I wasn’t finished yet. “You think you’re so woke, don’t ya? Meanwhile you sleep on all the glaring facts that you refuse to admit. The ugly truth, that you are the recipient of a privileged upbringing. And you use your privilege to justify the bullying that you employ as a defense mechanism. You call it punching up. I call it hypocrisy. Looking down at your peers as you analyze what they look like on the surface. Just like the ones you claim to detest. One glance, and you think you know their whole story. You look at me and see what, exactly?”
“I…”, she stammered again, nonplussed and apprehensive. Nervous perspiration beginning to shine on her big, glowing forehead. “I don’t know…”
“Go ‘head,” I urged. “Tell me! What do you see?”
“I guess I see some pissed-off white guy,” she sulked. “An asshole.”
“Wrong!”
Then my white skin rippled and writhed. Sharp, feral hairs burst through my pores. Purple-head balked. My black hoodie inflated around me with the wild, alien hairs exploding out of my collar. I suddenly transformed into a chupacabra with shaggy, grizzled fur, sharp, menacing fangs, and savage claws. I pounced and slammed her on the ground. She screamed and thrashed until I clamped down my doglike jaws around her pudgy face. I ripped it off, leaving nothing but a ragged, bloody skull, and trembling, unbelieving green eyes rolling in their hollowed holes.

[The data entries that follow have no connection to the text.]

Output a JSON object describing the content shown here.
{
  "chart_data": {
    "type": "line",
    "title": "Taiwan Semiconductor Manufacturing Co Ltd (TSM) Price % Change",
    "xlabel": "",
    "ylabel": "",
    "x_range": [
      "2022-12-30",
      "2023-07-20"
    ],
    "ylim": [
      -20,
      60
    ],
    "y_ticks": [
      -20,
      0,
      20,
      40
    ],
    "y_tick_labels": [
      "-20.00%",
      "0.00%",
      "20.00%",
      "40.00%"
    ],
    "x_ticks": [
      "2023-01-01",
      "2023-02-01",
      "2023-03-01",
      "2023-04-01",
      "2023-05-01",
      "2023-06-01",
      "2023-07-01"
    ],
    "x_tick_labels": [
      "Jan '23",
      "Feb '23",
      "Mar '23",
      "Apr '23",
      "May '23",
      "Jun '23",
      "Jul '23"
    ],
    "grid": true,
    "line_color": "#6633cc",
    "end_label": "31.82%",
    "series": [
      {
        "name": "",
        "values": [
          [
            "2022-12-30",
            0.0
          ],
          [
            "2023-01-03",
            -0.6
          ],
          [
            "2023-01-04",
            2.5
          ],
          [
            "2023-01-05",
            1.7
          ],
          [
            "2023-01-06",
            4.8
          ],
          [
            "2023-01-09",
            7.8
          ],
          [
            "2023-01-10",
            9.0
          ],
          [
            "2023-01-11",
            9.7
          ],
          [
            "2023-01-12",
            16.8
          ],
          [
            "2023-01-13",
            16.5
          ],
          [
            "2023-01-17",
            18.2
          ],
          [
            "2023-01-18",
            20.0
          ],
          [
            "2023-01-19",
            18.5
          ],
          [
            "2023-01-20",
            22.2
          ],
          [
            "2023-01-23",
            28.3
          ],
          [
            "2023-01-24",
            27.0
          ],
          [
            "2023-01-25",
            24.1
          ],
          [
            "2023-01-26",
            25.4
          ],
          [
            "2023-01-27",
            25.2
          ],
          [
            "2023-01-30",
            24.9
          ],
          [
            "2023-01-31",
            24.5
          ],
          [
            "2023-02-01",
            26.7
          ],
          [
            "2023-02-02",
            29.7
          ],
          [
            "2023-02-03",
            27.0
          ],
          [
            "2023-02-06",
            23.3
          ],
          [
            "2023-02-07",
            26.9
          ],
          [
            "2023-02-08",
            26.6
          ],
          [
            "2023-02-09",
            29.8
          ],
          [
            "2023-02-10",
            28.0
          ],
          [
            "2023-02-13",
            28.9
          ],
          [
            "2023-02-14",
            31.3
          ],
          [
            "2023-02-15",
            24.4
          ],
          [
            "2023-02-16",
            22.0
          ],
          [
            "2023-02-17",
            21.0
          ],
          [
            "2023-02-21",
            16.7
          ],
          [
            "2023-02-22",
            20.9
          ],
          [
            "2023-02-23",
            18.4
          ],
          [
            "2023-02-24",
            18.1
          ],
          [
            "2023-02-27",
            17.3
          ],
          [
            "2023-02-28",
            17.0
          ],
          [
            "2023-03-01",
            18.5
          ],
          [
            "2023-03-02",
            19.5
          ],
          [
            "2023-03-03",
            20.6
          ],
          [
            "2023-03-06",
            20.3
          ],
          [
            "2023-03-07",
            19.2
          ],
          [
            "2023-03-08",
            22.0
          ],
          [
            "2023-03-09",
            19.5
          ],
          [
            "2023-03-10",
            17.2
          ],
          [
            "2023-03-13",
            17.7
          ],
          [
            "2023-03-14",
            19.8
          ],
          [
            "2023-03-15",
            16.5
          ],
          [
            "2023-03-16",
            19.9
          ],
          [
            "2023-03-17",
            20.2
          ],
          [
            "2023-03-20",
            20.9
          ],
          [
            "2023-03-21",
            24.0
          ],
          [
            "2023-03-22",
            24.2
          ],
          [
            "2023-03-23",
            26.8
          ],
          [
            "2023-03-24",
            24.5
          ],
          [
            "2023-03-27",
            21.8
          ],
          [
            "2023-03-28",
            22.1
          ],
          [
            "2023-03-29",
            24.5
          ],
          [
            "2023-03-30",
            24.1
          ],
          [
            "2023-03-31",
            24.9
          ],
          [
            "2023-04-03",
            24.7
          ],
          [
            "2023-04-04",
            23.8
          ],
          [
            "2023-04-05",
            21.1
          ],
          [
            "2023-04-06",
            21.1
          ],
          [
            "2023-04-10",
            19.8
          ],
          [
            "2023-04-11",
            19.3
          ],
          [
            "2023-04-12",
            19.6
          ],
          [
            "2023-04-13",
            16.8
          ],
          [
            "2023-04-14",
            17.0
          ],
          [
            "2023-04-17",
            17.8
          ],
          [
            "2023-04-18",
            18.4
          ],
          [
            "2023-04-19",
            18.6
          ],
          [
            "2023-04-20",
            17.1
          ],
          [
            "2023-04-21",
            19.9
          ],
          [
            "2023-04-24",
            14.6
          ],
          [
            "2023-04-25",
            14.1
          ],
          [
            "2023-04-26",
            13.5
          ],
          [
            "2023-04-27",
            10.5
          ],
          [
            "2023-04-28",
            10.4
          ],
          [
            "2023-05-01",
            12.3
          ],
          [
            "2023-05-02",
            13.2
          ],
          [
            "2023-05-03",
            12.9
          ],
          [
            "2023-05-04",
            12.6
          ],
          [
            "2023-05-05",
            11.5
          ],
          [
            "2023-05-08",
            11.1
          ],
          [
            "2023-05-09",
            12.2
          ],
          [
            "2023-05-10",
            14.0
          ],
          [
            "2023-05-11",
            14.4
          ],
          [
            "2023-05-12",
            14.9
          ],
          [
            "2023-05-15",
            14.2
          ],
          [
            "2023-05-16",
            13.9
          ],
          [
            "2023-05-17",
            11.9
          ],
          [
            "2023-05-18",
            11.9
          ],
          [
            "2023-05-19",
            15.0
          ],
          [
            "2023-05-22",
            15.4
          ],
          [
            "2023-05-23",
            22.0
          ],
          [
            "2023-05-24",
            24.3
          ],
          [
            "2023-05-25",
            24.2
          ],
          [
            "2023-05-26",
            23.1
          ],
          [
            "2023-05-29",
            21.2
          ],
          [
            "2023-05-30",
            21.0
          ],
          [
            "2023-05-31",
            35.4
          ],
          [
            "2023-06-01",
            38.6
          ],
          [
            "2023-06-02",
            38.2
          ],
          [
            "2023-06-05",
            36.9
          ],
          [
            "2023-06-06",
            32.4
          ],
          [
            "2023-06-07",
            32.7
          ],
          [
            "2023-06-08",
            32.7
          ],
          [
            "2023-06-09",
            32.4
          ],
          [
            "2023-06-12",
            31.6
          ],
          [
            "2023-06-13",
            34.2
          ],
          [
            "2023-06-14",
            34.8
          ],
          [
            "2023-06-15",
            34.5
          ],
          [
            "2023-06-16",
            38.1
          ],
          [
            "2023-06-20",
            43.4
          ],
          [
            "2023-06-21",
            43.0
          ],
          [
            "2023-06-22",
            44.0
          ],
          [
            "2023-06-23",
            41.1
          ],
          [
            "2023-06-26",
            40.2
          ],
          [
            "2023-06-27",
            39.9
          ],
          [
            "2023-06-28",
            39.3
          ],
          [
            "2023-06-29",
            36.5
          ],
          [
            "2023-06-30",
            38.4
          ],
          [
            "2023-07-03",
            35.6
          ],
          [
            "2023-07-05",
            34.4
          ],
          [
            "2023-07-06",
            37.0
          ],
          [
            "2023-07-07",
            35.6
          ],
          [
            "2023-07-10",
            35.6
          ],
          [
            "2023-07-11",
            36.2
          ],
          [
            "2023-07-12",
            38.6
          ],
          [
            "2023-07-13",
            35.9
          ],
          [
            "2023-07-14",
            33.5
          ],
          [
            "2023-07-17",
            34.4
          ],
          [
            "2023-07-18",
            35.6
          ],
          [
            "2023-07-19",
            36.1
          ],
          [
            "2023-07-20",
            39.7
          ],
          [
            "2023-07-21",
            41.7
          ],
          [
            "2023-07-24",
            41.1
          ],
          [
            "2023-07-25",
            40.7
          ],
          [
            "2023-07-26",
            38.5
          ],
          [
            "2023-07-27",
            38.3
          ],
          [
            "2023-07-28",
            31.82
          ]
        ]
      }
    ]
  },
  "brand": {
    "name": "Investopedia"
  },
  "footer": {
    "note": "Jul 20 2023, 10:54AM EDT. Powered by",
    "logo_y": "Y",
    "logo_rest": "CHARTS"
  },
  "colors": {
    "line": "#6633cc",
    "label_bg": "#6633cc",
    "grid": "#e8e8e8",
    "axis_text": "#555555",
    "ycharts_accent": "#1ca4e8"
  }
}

Glaring up at her startled woke posse with my rage-filled, ovoid eyes, I grinned a terrible grin, with terrible, oozing fangs.
They were wide awake now.
I snarled, “Dark enough for ya?”
They scrambled and ran.
I stood up over my kill. I cleaned the crimson dregs of Purple-head off my muzzle with my sleeve. Then I returned to my human form and brushed out the disorderly folds in my Thundercats hoodie. Satisfied, I went strolling back into the Furry convention, whistling gleefully all the way there. I didn’t want to miss out on the big Fursuit parade. There were a few more pups in there for me to wake up.